Nealon arrived at his juggling of time and meaning in Heteronomy by going really old school: the Middle Ages. "I was thinking a lot about time in terms of how poets of my generation have been using it in interesting ways, being playful with it, imagining it as reversible, sometimes circular or something you can visit in nonlinear ways," he says. "And I was also thinking about how, frankly, medieval poets wrote about poetic meaning, in particular meaning around moments where poets gesture at their own poem, or gesture at the fact that they've been writing a poem. That was one of the most liberating discoveries for me, that I could be the poet who was describing being a poet having just written a poem. That opened up my sense of form in the poems."

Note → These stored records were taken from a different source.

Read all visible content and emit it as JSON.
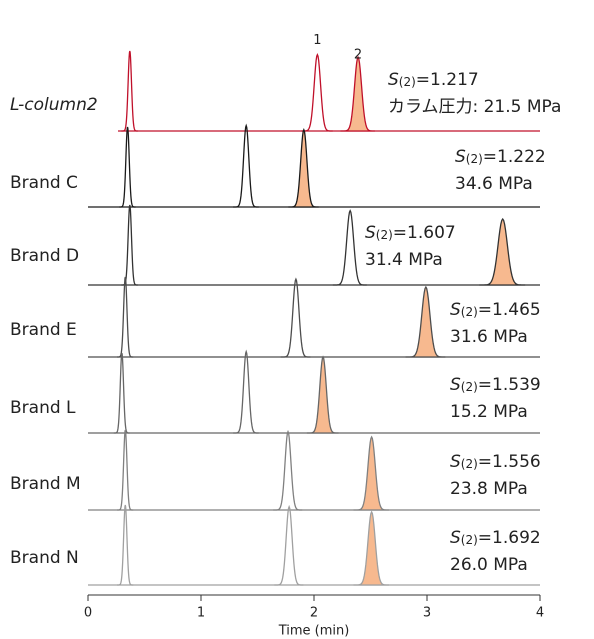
{
  "chart_data": {
    "type": "chromatogram",
    "x_label": "Time (min)",
    "xlim": [
      0,
      4
    ],
    "xticks": [
      0,
      1,
      2,
      3,
      4
    ],
    "peak_labels": [
      "1",
      "2"
    ],
    "resolution_symbol": "S",
    "resolution_subscript": "(2)",
    "fill_color": "#f7b98f",
    "series": [
      {
        "name": "L-column2",
        "color": "#c0102a",
        "resolution_label": "=1.217",
        "pressure_label": "カラム圧力: 21.5 MPa",
        "peak_times": [
          0.37,
          2.03,
          2.39
        ]
      },
      {
        "name": "Brand C",
        "color": "#1a1a1a",
        "resolution_label": "=1.222",
        "pressure_label": "34.6 MPa",
        "peak_times": [
          0.35,
          1.4,
          1.91
        ]
      },
      {
        "name": "Brand D",
        "color": "#333333",
        "resolution_label": "=1.607",
        "pressure_label": "31.4 MPa",
        "peak_times": [
          0.37,
          2.32,
          3.67
        ]
      },
      {
        "name": "Brand E",
        "color": "#4d4d4d",
        "resolution_label": "=1.465",
        "pressure_label": "31.6 MPa",
        "peak_times": [
          0.33,
          1.84,
          2.99
        ]
      },
      {
        "name": "Brand L",
        "color": "#666666",
        "resolution_label": "=1.539",
        "pressure_label": "15.2 MPa",
        "peak_times": [
          0.3,
          1.4,
          2.08
        ]
      },
      {
        "name": "Brand M",
        "color": "#808080",
        "resolution_label": "=1.556",
        "pressure_label": "23.8 MPa",
        "peak_times": [
          0.33,
          1.77,
          2.51
        ]
      },
      {
        "name": "Brand N",
        "color": "#a0a0a0",
        "resolution_label": "=1.692",
        "pressure_label": "26.0 MPa",
        "peak_times": [
          0.33,
          1.78,
          2.51
        ]
      }
    ]
  }
}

Nealon's use of such meta-commentaries, often derided as postmodern relativism, is informed by 13th-century poets responding to narrative prose acquiring intellectual prestige over poetry. Poets at the time realized that by playing with framing devices they could convey other
types of knowledge rather than mere information. Poems could touch on the mystical, the melancholic, or
the erotic in ways that prose couldn't. "You would think such self-gesturing might make everything inward-looking and navel-gazing," Nealon says. "But when done well it has the opposite effect, making the poem a kind of porous space into which the world can speak."

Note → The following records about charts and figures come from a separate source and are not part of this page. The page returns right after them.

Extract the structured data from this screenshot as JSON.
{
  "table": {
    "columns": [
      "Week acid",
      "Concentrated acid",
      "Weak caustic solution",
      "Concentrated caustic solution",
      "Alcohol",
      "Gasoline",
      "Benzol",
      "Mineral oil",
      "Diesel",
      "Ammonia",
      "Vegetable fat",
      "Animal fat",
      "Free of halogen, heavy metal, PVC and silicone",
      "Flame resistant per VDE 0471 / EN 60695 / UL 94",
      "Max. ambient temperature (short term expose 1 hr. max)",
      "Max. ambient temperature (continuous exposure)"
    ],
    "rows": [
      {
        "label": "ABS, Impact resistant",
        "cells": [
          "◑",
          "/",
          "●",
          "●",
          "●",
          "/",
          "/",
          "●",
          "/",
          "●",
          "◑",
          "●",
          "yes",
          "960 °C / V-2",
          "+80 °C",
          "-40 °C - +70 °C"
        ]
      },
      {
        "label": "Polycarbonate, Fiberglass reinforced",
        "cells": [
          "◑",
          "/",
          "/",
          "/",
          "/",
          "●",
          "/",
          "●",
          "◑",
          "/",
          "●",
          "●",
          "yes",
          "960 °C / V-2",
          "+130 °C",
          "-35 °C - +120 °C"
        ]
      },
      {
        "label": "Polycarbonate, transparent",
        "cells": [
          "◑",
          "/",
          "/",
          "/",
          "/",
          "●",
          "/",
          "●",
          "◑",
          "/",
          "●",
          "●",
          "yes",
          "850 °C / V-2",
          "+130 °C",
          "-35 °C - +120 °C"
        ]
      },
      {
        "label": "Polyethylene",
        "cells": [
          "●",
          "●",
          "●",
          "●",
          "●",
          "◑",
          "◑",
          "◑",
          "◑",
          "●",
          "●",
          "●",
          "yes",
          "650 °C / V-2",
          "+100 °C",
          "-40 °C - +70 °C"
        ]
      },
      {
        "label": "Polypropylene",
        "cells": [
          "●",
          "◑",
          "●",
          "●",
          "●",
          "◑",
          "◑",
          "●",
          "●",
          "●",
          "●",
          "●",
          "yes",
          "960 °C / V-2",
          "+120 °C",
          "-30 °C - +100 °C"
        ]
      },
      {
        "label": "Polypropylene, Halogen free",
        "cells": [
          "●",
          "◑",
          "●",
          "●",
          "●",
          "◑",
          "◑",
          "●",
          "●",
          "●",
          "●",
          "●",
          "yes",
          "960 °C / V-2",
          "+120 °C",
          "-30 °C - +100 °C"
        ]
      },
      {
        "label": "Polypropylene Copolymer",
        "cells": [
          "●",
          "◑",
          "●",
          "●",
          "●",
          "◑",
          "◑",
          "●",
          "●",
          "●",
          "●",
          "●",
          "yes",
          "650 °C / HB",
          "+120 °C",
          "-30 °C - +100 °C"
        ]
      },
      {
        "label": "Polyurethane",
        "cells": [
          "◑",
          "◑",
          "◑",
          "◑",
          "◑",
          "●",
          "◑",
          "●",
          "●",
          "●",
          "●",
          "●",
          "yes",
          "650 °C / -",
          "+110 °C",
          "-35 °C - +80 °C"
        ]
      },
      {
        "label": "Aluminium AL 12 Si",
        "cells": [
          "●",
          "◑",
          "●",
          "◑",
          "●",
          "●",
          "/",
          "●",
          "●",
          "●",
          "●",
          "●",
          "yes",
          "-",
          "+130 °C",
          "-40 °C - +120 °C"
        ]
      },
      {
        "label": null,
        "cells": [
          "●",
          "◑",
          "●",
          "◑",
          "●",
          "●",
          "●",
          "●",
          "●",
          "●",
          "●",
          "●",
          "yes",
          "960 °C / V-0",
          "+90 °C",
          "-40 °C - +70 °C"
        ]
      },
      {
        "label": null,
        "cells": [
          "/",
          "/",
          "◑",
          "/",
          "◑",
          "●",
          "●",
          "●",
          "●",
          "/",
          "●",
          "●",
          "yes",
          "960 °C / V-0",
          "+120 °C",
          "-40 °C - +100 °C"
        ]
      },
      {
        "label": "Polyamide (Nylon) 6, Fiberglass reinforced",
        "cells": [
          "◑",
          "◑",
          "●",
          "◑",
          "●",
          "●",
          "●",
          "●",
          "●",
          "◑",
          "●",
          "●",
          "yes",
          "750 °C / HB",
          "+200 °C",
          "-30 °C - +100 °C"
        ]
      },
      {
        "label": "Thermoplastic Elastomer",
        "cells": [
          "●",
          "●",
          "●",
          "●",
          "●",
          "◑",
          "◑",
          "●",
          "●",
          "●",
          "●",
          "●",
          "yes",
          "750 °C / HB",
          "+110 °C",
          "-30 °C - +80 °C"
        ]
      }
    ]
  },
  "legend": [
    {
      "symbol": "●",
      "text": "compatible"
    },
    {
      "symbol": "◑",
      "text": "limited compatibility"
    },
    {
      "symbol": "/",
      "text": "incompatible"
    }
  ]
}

His balance of pop culture's emotive potency and mischievous pathways into other realms recalled, for this reader, American novelist Thomas Pynchon. This was before discovering that Nealon taught a Pynchon class in spring 2014 or that "The Dial" includes a quote from Pynchon's Against the Day as an epigram. Nealon is a fan as well. "I think Pynchon's been boxed into a narrative of the clever '60s radical postmodernist who wants to disrupt all the conventions of narrative fiction and he's a showoff—which, he certainly is—but his sense of humor is everywhere in his novels and this is the heart of Pynchon for me. His sense of humor and his humaneness crisscross with his political outrage and sense of compassion in ways that I just don't see many other places."

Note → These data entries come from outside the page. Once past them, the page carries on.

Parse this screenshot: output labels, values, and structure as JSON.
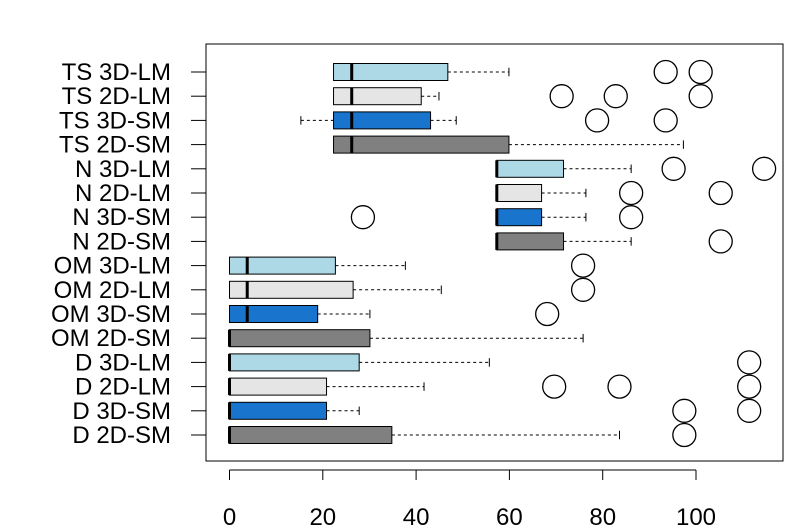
{
  "chart_data": {
    "type": "boxplot",
    "orientation": "horizontal",
    "title": "",
    "xlabel": "",
    "ylabel": "",
    "xlim": [
      -5,
      118
    ],
    "x_ticks": [
      0,
      20,
      40,
      60,
      80,
      100
    ],
    "x_tick_labels": [
      "0",
      "20",
      "40",
      "60",
      "80",
      "100"
    ],
    "grid": false,
    "colors": {
      "SM_3D": "#1874CD",
      "SM_2D": "#808080",
      "LM_3D": "#ADD8E6",
      "LM_2D": "#E5E5E5",
      "outline": "#000000"
    },
    "categories": [
      {
        "label": "TS 3D-LM",
        "color": "#ADD8E6",
        "whisker_low": 22.3,
        "q1": 22.3,
        "median": 26.2,
        "q3": 46.8,
        "whisker_high": 59.9,
        "outliers": [
          93.5,
          101
        ]
      },
      {
        "label": "TS 2D-LM",
        "color": "#E5E5E5",
        "whisker_low": 22.3,
        "q1": 22.3,
        "median": 26.2,
        "q3": 41.1,
        "whisker_high": 44.9,
        "outliers": [
          71.2,
          82.8,
          101
        ]
      },
      {
        "label": "TS 3D-SM",
        "color": "#1874CD",
        "whisker_low": 15.3,
        "q1": 22.3,
        "median": 26.2,
        "q3": 43.1,
        "whisker_high": 48.6,
        "outliers": [
          78.8,
          93.5
        ]
      },
      {
        "label": "TS 2D-SM",
        "color": "#808080",
        "whisker_low": 22.3,
        "q1": 22.3,
        "median": 26.2,
        "q3": 59.9,
        "whisker_high": 97.3,
        "outliers": []
      },
      {
        "label": "N 3D-LM",
        "color": "#ADD8E6",
        "whisker_low": 57.3,
        "q1": 57.3,
        "median": 57.3,
        "q3": 71.6,
        "whisker_high": 86.1,
        "outliers": [
          95.2,
          114.6
        ]
      },
      {
        "label": "N 2D-LM",
        "color": "#E5E5E5",
        "whisker_low": 57.3,
        "q1": 57.3,
        "median": 57.3,
        "q3": 66.9,
        "whisker_high": 76.4,
        "outliers": [
          86.1,
          105.3
        ]
      },
      {
        "label": "N 3D-SM",
        "color": "#1874CD",
        "whisker_low": 57.3,
        "q1": 57.3,
        "median": 57.3,
        "q3": 66.9,
        "whisker_high": 76.4,
        "outliers": [
          28.6,
          86.1
        ]
      },
      {
        "label": "N 2D-SM",
        "color": "#808080",
        "whisker_low": 57.3,
        "q1": 57.3,
        "median": 57.3,
        "q3": 71.6,
        "whisker_high": 86.1,
        "outliers": [
          105.3
        ]
      },
      {
        "label": "OM 3D-LM",
        "color": "#ADD8E6",
        "whisker_low": 0,
        "q1": 0,
        "median": 3.8,
        "q3": 22.7,
        "whisker_high": 37.7,
        "outliers": [
          75.8
        ]
      },
      {
        "label": "OM 2D-LM",
        "color": "#E5E5E5",
        "whisker_low": 0,
        "q1": 0,
        "median": 3.8,
        "q3": 26.5,
        "whisker_high": 45.4,
        "outliers": [
          75.8
        ]
      },
      {
        "label": "OM 3D-SM",
        "color": "#1874CD",
        "whisker_low": 0,
        "q1": 0,
        "median": 3.8,
        "q3": 18.9,
        "whisker_high": 30.1,
        "outliers": [
          68.1
        ]
      },
      {
        "label": "OM 2D-SM",
        "color": "#808080",
        "whisker_low": 0,
        "q1": 0,
        "median": 0,
        "q3": 30.1,
        "whisker_high": 75.8,
        "outliers": []
      },
      {
        "label": "D 3D-LM",
        "color": "#ADD8E6",
        "whisker_low": 0,
        "q1": 0,
        "median": 0,
        "q3": 27.8,
        "whisker_high": 55.7,
        "outliers": [
          111.4
        ]
      },
      {
        "label": "D 2D-LM",
        "color": "#E5E5E5",
        "whisker_low": 0,
        "q1": 0,
        "median": 0,
        "q3": 20.8,
        "whisker_high": 41.7,
        "outliers": [
          69.6,
          83.6,
          111.4
        ]
      },
      {
        "label": "D 3D-SM",
        "color": "#1874CD",
        "whisker_low": 0,
        "q1": 0,
        "median": 0,
        "q3": 20.8,
        "whisker_high": 27.8,
        "outliers": [
          97.5,
          111.4
        ]
      },
      {
        "label": "D 2D-SM",
        "color": "#808080",
        "whisker_low": 0,
        "q1": 0,
        "median": 0,
        "q3": 34.8,
        "whisker_high": 83.6,
        "outliers": [
          97.5
        ]
      }
    ]
  }
}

The same could be said for Heteronomy. The poems move with a pop song's accessibility while freighting the emotional weight of a short story. The comic and the serious coexist in the same observation: "You'll have seen the faces of the women thinking, really? I still have to remind/you not to grope me in the commune?"

"Just as there's good and bad versions of love poetry, there's good and bad versions of political poetry," Nealon says. "And like a lot of poets before me and poets of my generation, I want to figure out how to do it in a moving and powerful way."